Six Mile Baptist Church has always been a rural, small-town church with deep roots in the community going back to its founding in 1836. It is a church filled with hard-working people from all walks of life. The church is blessed with people of many skills and abilities, plugging along in peaceful anonymity in the Upstate.

Ray Longenecker

At one time, these people sent mission teams all over the United States to help in numerous ways, from construction and Vacation Bible School to coastal hurricane and disaster relief efforts. However, time and circumstance had a way of forcing other issues to prominence in church life, and one thing that waned along the path of time was a missional mindset.

The church reestablished a limited missions program by participating with another church in an annual mission trip to the Dominican Republic. As missionaries returned with tales of the trip, including salvation and baptism tallies and stories of people flocking to the medical clinics, interest in missions began to rekindle. Soon the church decided to fill a void in the ministerial staff by calling a retired music missionary and pastor to lead the music and missions programs. Since then, the church has adopted the Acts 1:8 strategies for its own.

Members have taken mission teams to Goose Creek and Lynch, Ky., to do construction, clothing, food pantry and children’s ministry activities. The youth are participating in associational mission projects and local ministry projects at homeless shelters, food pantries and soup kitchens. As a direct result of these mission efforts, the men’s and women’s ministries have grown and are providing ministry assistance in the local community and surrounding environs.

I participated in a mission trip to Cange, Haiti, in conjunction with the World Health Organization in August 2008. Following a visioning trip I took to Peru, Six Mile Church entered into a three-year partnership agreement with REAP North to present three leadership development conferences in Tarma, Peru. These efforts will focus on providing basic and advanced discipleship training to groups that will take the training back to their home villages. In July, a team of missionaries will spend a week conducting classes and assisting the church in Peru.

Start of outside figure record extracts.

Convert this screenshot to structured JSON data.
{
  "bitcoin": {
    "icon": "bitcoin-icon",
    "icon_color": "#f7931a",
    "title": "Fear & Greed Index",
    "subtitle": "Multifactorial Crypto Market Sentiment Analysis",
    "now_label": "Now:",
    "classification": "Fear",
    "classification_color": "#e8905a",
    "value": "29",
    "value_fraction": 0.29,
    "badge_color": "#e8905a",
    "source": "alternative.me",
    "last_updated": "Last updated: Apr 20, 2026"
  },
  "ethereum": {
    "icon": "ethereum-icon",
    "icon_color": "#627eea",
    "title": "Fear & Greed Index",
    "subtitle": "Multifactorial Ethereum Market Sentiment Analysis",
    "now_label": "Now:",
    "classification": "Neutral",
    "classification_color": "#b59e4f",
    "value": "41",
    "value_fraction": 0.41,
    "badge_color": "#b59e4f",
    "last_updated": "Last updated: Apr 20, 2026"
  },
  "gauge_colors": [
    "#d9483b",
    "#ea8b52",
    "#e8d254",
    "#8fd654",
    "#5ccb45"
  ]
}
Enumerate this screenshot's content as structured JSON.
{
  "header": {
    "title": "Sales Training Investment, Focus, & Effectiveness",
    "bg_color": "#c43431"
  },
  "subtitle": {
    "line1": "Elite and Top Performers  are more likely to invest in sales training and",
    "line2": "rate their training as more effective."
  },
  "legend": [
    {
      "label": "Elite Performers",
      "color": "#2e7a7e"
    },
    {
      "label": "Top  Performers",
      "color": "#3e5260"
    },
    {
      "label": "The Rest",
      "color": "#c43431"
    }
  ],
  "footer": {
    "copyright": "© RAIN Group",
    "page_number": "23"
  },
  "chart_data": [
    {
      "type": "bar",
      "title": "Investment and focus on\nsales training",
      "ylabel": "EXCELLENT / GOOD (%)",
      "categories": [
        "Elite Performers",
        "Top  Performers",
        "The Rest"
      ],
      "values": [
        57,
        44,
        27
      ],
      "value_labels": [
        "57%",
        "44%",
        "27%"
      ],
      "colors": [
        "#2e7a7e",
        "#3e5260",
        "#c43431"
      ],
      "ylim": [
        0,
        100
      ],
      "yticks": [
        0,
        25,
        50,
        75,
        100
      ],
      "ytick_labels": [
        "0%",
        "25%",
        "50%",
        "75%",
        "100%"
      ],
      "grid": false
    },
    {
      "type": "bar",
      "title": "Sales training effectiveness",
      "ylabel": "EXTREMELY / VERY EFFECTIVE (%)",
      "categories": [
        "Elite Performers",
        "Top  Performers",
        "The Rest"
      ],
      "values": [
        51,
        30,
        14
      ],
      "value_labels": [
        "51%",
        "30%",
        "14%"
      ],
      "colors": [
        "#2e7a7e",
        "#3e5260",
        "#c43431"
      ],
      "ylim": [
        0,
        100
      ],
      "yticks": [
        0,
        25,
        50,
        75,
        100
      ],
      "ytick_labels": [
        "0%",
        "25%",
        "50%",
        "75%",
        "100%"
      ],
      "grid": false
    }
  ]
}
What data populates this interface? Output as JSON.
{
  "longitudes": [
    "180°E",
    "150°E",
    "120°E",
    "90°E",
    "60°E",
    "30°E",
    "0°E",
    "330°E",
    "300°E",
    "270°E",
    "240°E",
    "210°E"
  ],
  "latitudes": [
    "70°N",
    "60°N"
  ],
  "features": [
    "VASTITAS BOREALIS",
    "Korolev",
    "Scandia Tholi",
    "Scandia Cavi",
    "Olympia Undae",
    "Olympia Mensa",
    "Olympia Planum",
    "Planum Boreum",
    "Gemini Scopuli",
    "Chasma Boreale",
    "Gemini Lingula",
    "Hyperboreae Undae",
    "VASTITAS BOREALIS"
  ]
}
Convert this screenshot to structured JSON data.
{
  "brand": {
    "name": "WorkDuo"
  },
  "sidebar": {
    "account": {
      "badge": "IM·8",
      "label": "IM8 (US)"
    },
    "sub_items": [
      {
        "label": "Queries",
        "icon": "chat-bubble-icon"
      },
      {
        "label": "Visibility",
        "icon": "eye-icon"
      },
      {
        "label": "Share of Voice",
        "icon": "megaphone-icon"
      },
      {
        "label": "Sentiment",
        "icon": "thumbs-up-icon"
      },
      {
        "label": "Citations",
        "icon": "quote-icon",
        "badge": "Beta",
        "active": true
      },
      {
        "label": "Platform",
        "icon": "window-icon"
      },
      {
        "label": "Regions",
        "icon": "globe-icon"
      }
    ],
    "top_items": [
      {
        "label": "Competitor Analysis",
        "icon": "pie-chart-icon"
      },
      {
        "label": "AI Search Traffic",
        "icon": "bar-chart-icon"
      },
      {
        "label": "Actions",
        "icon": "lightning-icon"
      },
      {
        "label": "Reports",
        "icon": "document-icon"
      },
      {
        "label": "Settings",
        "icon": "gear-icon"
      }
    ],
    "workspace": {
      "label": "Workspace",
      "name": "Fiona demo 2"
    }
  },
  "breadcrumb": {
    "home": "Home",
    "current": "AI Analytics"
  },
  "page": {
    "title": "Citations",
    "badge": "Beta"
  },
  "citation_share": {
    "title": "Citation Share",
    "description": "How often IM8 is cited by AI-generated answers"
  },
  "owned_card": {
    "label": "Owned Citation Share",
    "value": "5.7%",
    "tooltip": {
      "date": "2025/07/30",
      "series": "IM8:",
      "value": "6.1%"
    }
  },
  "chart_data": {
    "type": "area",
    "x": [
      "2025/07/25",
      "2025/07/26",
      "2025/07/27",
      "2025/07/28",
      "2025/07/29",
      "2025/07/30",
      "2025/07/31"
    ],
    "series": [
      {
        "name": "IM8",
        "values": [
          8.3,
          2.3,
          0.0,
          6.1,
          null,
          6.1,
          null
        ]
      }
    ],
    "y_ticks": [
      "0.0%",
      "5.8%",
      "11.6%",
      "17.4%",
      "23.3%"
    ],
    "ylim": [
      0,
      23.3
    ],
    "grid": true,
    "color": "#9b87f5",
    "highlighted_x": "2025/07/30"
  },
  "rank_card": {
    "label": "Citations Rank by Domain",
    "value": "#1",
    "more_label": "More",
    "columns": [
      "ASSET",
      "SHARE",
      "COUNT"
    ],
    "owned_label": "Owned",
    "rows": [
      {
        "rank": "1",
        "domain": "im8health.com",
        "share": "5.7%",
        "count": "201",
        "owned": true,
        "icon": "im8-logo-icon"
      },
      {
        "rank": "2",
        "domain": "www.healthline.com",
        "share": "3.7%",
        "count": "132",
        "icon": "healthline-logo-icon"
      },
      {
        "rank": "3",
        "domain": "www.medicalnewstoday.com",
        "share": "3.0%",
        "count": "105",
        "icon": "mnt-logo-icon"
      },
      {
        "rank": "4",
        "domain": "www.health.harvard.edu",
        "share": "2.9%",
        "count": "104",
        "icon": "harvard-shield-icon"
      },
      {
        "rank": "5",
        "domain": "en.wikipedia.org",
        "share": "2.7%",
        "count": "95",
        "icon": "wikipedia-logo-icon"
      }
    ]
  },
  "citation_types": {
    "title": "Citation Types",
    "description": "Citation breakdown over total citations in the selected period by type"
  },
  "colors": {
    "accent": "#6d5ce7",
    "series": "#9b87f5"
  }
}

Our church is still involved in the annual Dominican Republic trip, but now offers a smorgasbord of local, state, national and international missions involvement that not only fits different budgets and time constraints, but also matches the various skills and abilities of members.

To fulfill the strategy of Acts 1:8, Six Mile Church has found that we must be willing to get outside the walls of worship to satisfy the needs of ministry. Our people have truly experienced the saying: “When God calls, he provides.” God is calling all of us to fields ready for harvest. The church of the living God must respond by realizing the needs all around us with a willingness to share the gospel of Christ and his life with everyone we encounter. That’s what Acts 1:8 is all about.

Longenecker is pastor of Six Mile Baptist Church.